Of note, the best performing molecule, Mol 2.5, corresponds to omilinochol, an FDA-approved compound with no reported EGFR activity.27achieve the estimate Kd 10nM. The resulting docking pose suggests that its extended conformation reaches deep into the EGFR binding pocket (Figure 2). The benzimidazole group at one end of the molecule is located near hydrophobic residues Phe856 and Met766, which are important contacts for known EGFR inhibitors.28On the other hand, the benzimidazole group at the opposite end could bend onto the pocket surface and stabilize the ligand through hydrophobic interactions. Pyridine could form a potential hydrogen bond with Thr854, a key residue involved in ligand binding. The secondary amines are close to Asp855 (3.69 Å) and Thr845 (3.28 Å), suggesting additional hydrogen bonds.29. A central ketone-piperazine-ketone motif bridges the hydrophobic and polar regions, providing amphipathic flexibility. Piperazine has been used in several EGFR inhibitors to improve solubility and selectivity.30,31. It is important to note that our docking experiments do not take into account the effects of explicit water molecules, protein flexibility, and solvent, which may affect binding predictions. Overall, the extended mirror-like configuration of the benzimidazole in Mol 2.5 seems to maximize interactions within the pocket, suggesting good compatibility and a promising candidate for further optimization.

Figure 2
Figure 2

Docking simulation of molecule 2.5 in the EGFR binding pocket (3BEL). (a) Surface representation of the EGFR structure with molecule 2.5 (omilanochol) entering the binding pocket. (B) Close-up view of hydrophobic residues (ALA743, VAL726, LEU718) just after passing through the entrance. Also highlighted are the hydrogen bond with Thr854 (blue dotted line) and the estimated distance of a potential hydrogen bond with Asp855 of 3.694 Å (yellow dotted line). (C) Overall view of the molecule extending deep into the EGFR binding pocket. We demonstrate its unique 3D structure and interactions with important residues, including hydrophobic and hydrogen bond interactions.

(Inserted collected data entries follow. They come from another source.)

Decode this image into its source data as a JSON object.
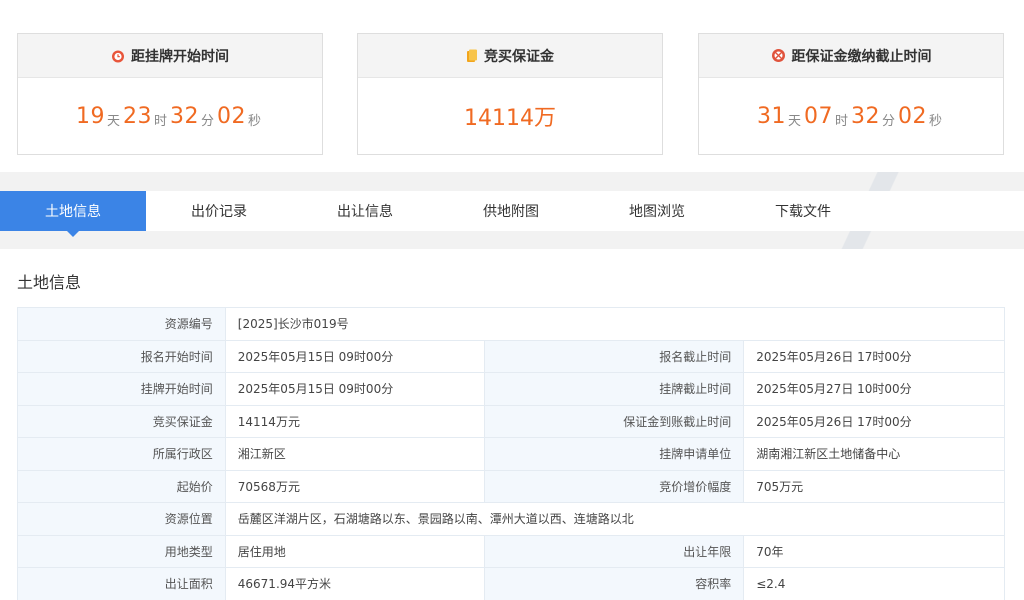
{
  "cards": [
    {
      "title": "距挂牌开始时间",
      "icon": "alarm-clock-icon",
      "parts": [
        {
          "num": "19",
          "unit": "天"
        },
        {
          "num": "23",
          "unit": "时"
        },
        {
          "num": "32",
          "unit": "分"
        },
        {
          "num": "02",
          "unit": "秒"
        }
      ]
    },
    {
      "title": "竞买保证金",
      "icon": "coins-icon",
      "value": "14114万"
    },
    {
      "title": "距保证金缴纳截止时间",
      "icon": "timer-icon",
      "parts": [
        {
          "num": "31",
          "unit": "天"
        },
        {
          "num": "07",
          "unit": "时"
        },
        {
          "num": "32",
          "unit": "分"
        },
        {
          "num": "02",
          "unit": "秒"
        }
      ]
    }
  ],
  "tabs": [
    {
      "label": "土地信息",
      "active": true
    },
    {
      "label": "出价记录"
    },
    {
      "label": "出让信息"
    },
    {
      "label": "供地附图"
    },
    {
      "label": "地图浏览"
    },
    {
      "label": "下载文件"
    }
  ],
  "section_title": "土地信息",
  "table": {
    "resource_no": {
      "k": "资源编号",
      "v": "[2025]长沙市019号"
    },
    "rows": [
      [
        {
          "k": "报名开始时间",
          "v": "2025年05月15日 09时00分"
        },
        {
          "k": "报名截止时间",
          "v": "2025年05月26日 17时00分"
        }
      ],
      [
        {
          "k": "挂牌开始时间",
          "v": "2025年05月15日 09时00分"
        },
        {
          "k": "挂牌截止时间",
          "v": "2025年05月27日 10时00分"
        }
      ],
      [
        {
          "k": "竞买保证金",
          "v": "14114万元"
        },
        {
          "k": "保证金到账截止时间",
          "v": "2025年05月26日 17时00分"
        }
      ],
      [
        {
          "k": "所属行政区",
          "v": "湘江新区"
        },
        {
          "k": "挂牌申请单位",
          "v": "湖南湘江新区土地储备中心"
        }
      ],
      [
        {
          "k": "起始价",
          "v": "70568万元"
        },
        {
          "k": "竞价增价幅度",
          "v": "705万元"
        }
      ]
    ],
    "location": {
      "k": "资源位置",
      "v": "岳麓区洋湖片区，石湖塘路以东、景园路以南、潭州大道以西、连塘路以北"
    },
    "rows2": [
      [
        {
          "k": "用地类型",
          "v": "居住用地"
        },
        {
          "k": "出让年限",
          "v": "70年"
        }
      ],
      [
        {
          "k": "出让面积",
          "v": "46671.94平方米"
        },
        {
          "k": "容积率",
          "v": "≤2.4"
        }
      ]
    ]
  },
  "colors": {
    "accent": "#3b84e6",
    "countdown": "#f06a22"
  }
}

Overall, the molecules generated by ChatGPT in task 2, combined with similarity searches, generated structurally diverse and easily accessible candidates with competitive predicted affinities for EGFR inhibition. See Appendix A and B for an overview of all generated compounds and their predicted activities, as well as the top 10 similar molecules and their similarity scores retrieved from MolPort.

Task 3: Design of novel non-covalent inhibitors of MCL1

In Task 3, we used ChatGPT to design a non-covalent inhibitor of MCL1, a BCL2 family protein associated with poor tumor outcomes.32. Five experiments were performed, each with five molecules proposed. From these experiments, six compounds have an estimated -9 kcal/mol (Kd=250 nM) or higher (Table S6).

A similarity search against MolPort yielded the top five most similar compounds for each of the six molecules (Appendix B). The top-ranked analogs have estimated binding affinities between -10.5 and -9.0 kcal/mol (Kd~10-250 nM) (Table 5).

Table 5 Potential candidates for MCL1 binding.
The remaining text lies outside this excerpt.